Se è vero che in molti casi i lampadari classici cedono il posto a lampade più moderne, è altrettanto vero che sono numerosi i contesti in cui non si può fare a meno di loro. Ciò è vero a maggior ragione in un soggiorno arredato secondo uno stile antico, magari con mobili di pregio: non c’è niente di meglio di un lampadario per valorizzare un tavolo in legno decorato o un pavimento in marmo. Se si tratta di un elemento di grandi dimensioni, poi, la resa è ancora più accattivante: non si può restare insensibili di fronte al fascino emanato da pendenti in cristallo a goccia, capaci – con la loro presenza – di portare luce e ricchezza in salotto.
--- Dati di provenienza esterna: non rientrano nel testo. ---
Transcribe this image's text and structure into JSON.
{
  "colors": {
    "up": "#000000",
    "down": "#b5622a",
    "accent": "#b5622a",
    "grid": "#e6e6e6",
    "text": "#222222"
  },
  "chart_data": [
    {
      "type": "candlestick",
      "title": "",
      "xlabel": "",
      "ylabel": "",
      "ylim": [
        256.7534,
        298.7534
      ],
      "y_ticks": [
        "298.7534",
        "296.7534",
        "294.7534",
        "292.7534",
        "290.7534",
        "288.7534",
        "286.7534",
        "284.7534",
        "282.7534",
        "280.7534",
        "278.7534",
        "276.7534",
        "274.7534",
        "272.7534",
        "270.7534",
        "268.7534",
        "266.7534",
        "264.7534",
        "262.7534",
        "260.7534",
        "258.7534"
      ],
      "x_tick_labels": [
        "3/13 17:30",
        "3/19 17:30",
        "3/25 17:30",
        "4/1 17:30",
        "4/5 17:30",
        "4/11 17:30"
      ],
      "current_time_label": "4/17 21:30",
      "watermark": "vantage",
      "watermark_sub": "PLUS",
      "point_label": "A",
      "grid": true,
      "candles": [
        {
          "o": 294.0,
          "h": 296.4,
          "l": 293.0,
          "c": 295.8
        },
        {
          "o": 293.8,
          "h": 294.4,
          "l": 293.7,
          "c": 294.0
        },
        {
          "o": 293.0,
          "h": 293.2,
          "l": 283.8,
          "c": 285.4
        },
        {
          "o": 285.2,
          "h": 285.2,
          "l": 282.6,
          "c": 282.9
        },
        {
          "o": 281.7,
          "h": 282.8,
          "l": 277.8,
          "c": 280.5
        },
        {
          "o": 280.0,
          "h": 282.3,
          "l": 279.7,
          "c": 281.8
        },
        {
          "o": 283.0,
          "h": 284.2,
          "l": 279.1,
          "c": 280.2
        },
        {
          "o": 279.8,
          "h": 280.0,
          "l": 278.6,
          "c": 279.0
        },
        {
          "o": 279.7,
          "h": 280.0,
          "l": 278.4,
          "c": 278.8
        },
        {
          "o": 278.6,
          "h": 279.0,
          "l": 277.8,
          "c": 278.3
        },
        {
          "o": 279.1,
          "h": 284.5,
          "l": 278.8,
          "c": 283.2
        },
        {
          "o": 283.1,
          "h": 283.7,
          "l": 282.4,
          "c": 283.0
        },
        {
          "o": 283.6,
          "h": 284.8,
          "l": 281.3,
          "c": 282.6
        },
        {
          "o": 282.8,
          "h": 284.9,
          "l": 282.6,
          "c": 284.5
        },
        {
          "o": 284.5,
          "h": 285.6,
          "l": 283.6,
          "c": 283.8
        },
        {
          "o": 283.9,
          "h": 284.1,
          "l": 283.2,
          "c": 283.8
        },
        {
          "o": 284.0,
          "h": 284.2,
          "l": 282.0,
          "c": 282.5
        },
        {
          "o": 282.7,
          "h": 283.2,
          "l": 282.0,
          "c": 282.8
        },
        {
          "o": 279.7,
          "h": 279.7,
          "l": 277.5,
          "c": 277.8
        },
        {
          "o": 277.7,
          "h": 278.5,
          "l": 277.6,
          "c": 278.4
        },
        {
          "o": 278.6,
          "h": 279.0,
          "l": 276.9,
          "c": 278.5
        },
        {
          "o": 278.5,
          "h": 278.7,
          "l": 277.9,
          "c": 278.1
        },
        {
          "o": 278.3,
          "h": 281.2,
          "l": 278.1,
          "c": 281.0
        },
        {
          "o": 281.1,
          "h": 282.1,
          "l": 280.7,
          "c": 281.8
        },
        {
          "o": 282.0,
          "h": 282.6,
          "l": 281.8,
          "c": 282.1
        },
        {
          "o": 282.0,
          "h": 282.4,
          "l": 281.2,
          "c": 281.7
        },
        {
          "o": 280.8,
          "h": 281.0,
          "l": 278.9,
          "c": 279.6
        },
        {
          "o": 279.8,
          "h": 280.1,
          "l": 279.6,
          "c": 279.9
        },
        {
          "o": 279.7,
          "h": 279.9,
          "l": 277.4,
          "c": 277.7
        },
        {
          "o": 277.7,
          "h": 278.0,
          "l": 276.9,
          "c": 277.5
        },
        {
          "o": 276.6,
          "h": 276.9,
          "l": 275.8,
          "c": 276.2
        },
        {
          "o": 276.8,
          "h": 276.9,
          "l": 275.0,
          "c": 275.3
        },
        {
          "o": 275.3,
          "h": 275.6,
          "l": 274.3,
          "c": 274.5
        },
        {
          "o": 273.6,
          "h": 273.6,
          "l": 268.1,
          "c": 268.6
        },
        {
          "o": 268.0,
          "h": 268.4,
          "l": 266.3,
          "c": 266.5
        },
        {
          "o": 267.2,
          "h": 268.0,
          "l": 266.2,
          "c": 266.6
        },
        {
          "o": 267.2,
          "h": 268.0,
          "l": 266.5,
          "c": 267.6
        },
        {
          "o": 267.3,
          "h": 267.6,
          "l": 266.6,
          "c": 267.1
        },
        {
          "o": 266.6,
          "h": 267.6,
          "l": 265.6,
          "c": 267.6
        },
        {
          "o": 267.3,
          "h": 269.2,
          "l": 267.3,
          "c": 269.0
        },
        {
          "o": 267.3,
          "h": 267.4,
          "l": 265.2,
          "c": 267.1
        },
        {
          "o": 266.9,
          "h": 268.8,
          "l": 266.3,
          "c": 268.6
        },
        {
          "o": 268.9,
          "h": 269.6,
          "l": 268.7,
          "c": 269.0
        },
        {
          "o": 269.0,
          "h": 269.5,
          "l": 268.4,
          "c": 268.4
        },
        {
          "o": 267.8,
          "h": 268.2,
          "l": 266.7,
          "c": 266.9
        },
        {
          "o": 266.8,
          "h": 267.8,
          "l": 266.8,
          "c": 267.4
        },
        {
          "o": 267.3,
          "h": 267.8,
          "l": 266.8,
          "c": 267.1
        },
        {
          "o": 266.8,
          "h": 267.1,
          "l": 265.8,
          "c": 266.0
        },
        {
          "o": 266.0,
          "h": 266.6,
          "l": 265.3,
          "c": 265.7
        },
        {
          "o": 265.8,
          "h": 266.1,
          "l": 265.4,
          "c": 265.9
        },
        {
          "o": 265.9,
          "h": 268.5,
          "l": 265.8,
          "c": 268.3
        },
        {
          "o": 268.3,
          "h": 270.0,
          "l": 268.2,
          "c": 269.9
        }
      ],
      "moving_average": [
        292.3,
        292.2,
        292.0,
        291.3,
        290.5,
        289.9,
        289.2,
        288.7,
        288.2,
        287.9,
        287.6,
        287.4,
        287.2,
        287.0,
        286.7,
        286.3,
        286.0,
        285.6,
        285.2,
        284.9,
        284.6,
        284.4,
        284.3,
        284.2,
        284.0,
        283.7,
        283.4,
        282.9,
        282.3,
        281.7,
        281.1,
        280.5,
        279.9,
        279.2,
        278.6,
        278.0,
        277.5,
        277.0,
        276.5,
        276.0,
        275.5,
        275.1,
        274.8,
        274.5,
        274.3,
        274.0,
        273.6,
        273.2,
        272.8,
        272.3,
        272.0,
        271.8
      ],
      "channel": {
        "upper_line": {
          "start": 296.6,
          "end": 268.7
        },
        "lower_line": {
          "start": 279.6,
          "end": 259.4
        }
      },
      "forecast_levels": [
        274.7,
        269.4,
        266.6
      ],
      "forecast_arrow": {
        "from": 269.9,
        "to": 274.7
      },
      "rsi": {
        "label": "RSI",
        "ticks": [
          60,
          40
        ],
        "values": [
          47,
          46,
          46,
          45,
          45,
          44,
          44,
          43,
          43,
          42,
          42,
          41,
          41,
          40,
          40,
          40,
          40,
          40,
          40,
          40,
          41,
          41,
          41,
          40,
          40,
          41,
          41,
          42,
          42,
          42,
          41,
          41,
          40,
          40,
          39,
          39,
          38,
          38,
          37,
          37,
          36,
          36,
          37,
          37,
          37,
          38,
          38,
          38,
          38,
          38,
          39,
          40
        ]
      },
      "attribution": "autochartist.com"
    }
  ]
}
E come sottovalutare, d’altro canto, i lampadari impreziositi da laccature in oro o in argento? Come si può dedurre, le possibilità di scelta non mancano, e ognuno può trovare la soluzione che meglio risponde ai suoi desideri.

L’eleganza dei lampadari classici

Il vero punto di forza dei lampadari classici può essere individuato nella loro eleganza senza tempo, in grado di integrarsi in maniera armonica in qualsiasi stile di arredamento. Anche nel caso in cui si tratti di modelli lussuosi, il lusso in questione non è mai eccessivo o sproporzionato, ma è sempre ben dosato ed equilibrato: è questo il motivo per il quale anche i mobili più antichi possono essere messi in risalto dalla luce proveniente da un lampadario classico. Un modello in foglie di ottone dorato o a gocce di cristallo, con fiori laccati di rosa o in cristallo di Boemia, in vetro di Murano o a quattro luci: non ci sono limiti, grazie al vasto assortimento di proposte su cui si può contare.

Un tuffo nel barocco

Per chi ha voglia di aggiungere un tocco di stile barocco al proprio soggiorno, invece, non c’è soluzione più adatta di un lampadario in cristallo sfaccettato a dodici fiamme, magari reso più freddo e meno sfarzoso da inserti in ferro battuto che contribuiscano ad alleggerirne la resa complessiva. A proposito del ferro battuto, vale la pena di sottolineare che si tratta di un materiale che ben si adatta anche agli ambienti più spaziosi, specialmente nel caso in cui venga abbinato a delle guarnizioni in cristallo.

Nulla vieta, in conclusione, di ricorrere ai lampadari classici anche in salotti che sono arredati secondo uno stile moderno: magari un modello in bronzo fiammingo, caratterizzato da inserti in legno, oppure il più artistico dei modelli in vetro di Murano, per un’atmosfera che riporta indietro nel tempo fino al XVIII secolo, con motivi di colori differenti e un numero di luci che può variare a seconda delle dimensioni del locale e delle esigenze che si è intenzionati a soddisfare.